Angelina Bella Devyatkina, 4, left the audience in awe after speaking in seven different languages without a prominent accent.
Bella Devyatkina recently appeared on a Russian TV talent show Udivitelniye Lyudi, which translates to Amazing People, where she spoke seven different languages while answering questions based on a school curriculum in all these languages.

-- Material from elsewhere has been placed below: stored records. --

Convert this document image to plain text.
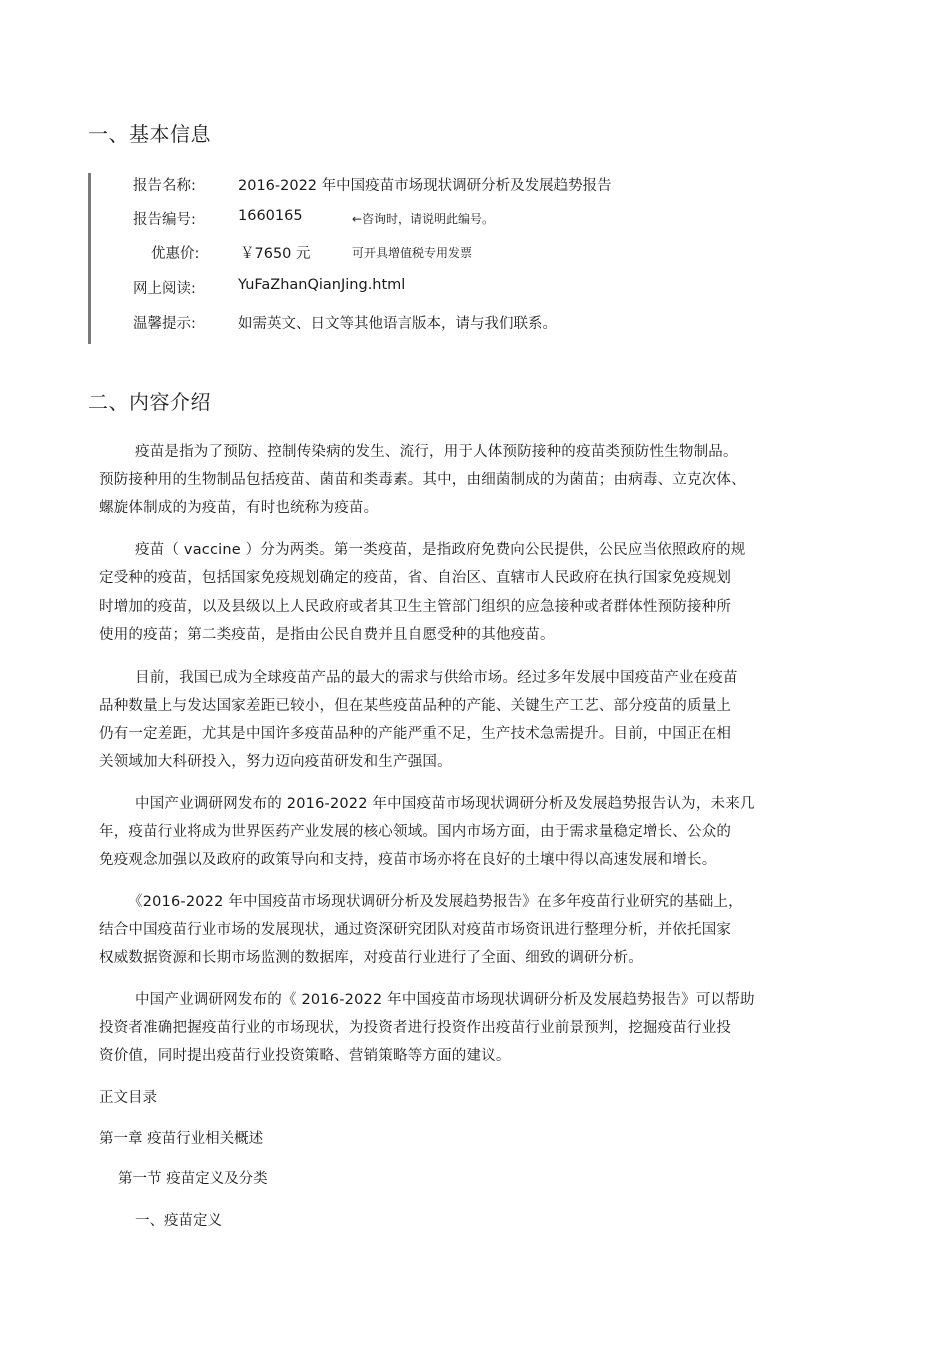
一、基本信息
报告名称:	2016-2022 年中国疫苗市场现状调研分析及发展趋势报告
报告编号:	1660165	←咨询时，请说明此编号。
优惠价:	￥7650 元	可开具增值税专用发票
网上阅读:	YuFaZhanQianJing.html
温馨提示:	如需英文、日文等其他语言版本，请与我们联系。
二、内容介绍
疫苗是指为了预防、控制传染病的发生、流行，用于人体预防接种的疫苗类预防性生物制品。
预防接种用的生物制品包括疫苗、菌苗和类毒素。其中，由细菌制成的为菌苗；由病毒、立克次体、
螺旋体制成的为疫苗，有时也统称为疫苗。
疫苗（ vaccine ）分为两类。第一类疫苗，是指政府免费向公民提供，公民应当依照政府的规
定受种的疫苗，包括国家免疫规划确定的疫苗，省、自治区、直辖市人民政府在执行国家免疫规划
时增加的疫苗，以及县级以上人民政府或者其卫生主管部门组织的应急接种或者群体性预防接种所
使用的疫苗；第二类疫苗，是指由公民自费并且自愿受种的其他疫苗。
目前，我国已成为全球疫苗产品的最大的需求与供给市场。经过多年发展中国疫苗产业在疫苗
品种数量上与发达国家差距已较小，但在某些疫苗品种的产能、关键生产工艺、部分疫苗的质量上
仍有一定差距，尤其是中国许多疫苗品种的产能严重不足，生产技术急需提升。目前，中国正在相
关领域加大科研投入，努力迈向疫苗研发和生产强国。
中国产业调研网发布的 2016-2022 年中国疫苗市场现状调研分析及发展趋势报告认为，未来几
年，疫苗行业将成为世界医药产业发展的核心领域。国内市场方面，由于需求量稳定增长、公众的
免疫观念加强以及政府的政策导向和支持，疫苗市场亦将在良好的土壤中得以高速发展和增长。
《2016-2022 年中国疫苗市场现状调研分析及发展趋势报告》在多年疫苗行业研究的基础上，
结合中国疫苗行业市场的发展现状，通过资深研究团队对疫苗市场资讯进行整理分析，并依托国家
权威数据资源和长期市场监测的数据库，对疫苗行业进行了全面、细致的调研分析。
中国产业调研网发布的《 2016-2022 年中国疫苗市场现状调研分析及发展趋势报告》可以帮助
投资者准确把握疫苗行业的市场现状，为投资者进行投资作出疫苗行业前景预判，挖掘疫苗行业投
资价值，同时提出疫苗行业投资策略、营销策略等方面的建议。
正文目录
第一章 疫苗行业相关概述
第一节 疫苗定义及分类
一、疫苗定义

The audience and judges were stunned with her performance. Evgeny, one of the judges, said, “When I saw just what I’ve seen, I understood how stupid I am.”
Since then, Bella’s video on the said reality show spread online like wildfire, amazing the entire world and catapulting her to fame.
Bella Devyatkina speaks languages belonging to three different groups: Indo-European (Russian, French, English, Spanish, German), Semitic (Arabic) and Sino-Tibetan (Chinese) – which in short, implies that they are altogether different to each other and need auxiliary likenesses.
However, this did not prevent Bella from thinking unmistakably in every language and she correctly answered age-appropriate questions on the show, as well as some material from the school curriculum. School begins at seven years old for Russian children, which is still three years away for Bella.
Yulia Devyatkina, Bella’s mom, said that they began teaching her Russian and English when she was just two and saw her enthusiasm for semantics, RT reports.
They began adding more languages to her step by step. She now studies with native speakers.
Some internet users blamed Bella’s mom for stripping the girl of her childhood, yet Anna Semenovich, neuropsychologist, advised KP Daily there was nothing to stress over.
“If the girl is learning languages through curiosity, if her parents managed to build a schedule that works as a game – it will only benefit her. She’s not studying, she’s playing!” Semenovich said.
Furthermore, the specialist said it is too soon to tell whether Bella is genuinely a polyglot or not, on the grounds that it is regular for children to pick languages up – it is the manner by which they develop with age that matters.
“In pre-revolutionary Russia, if a child from a noble family couldn’t speak three-four languages by the age of five or six, it was a shame to take him out. Then in school Latin and ancient Greek were added to those. So five-six languages were a standard package for an educated youth back in 19th-century Russia,” Semenovich added.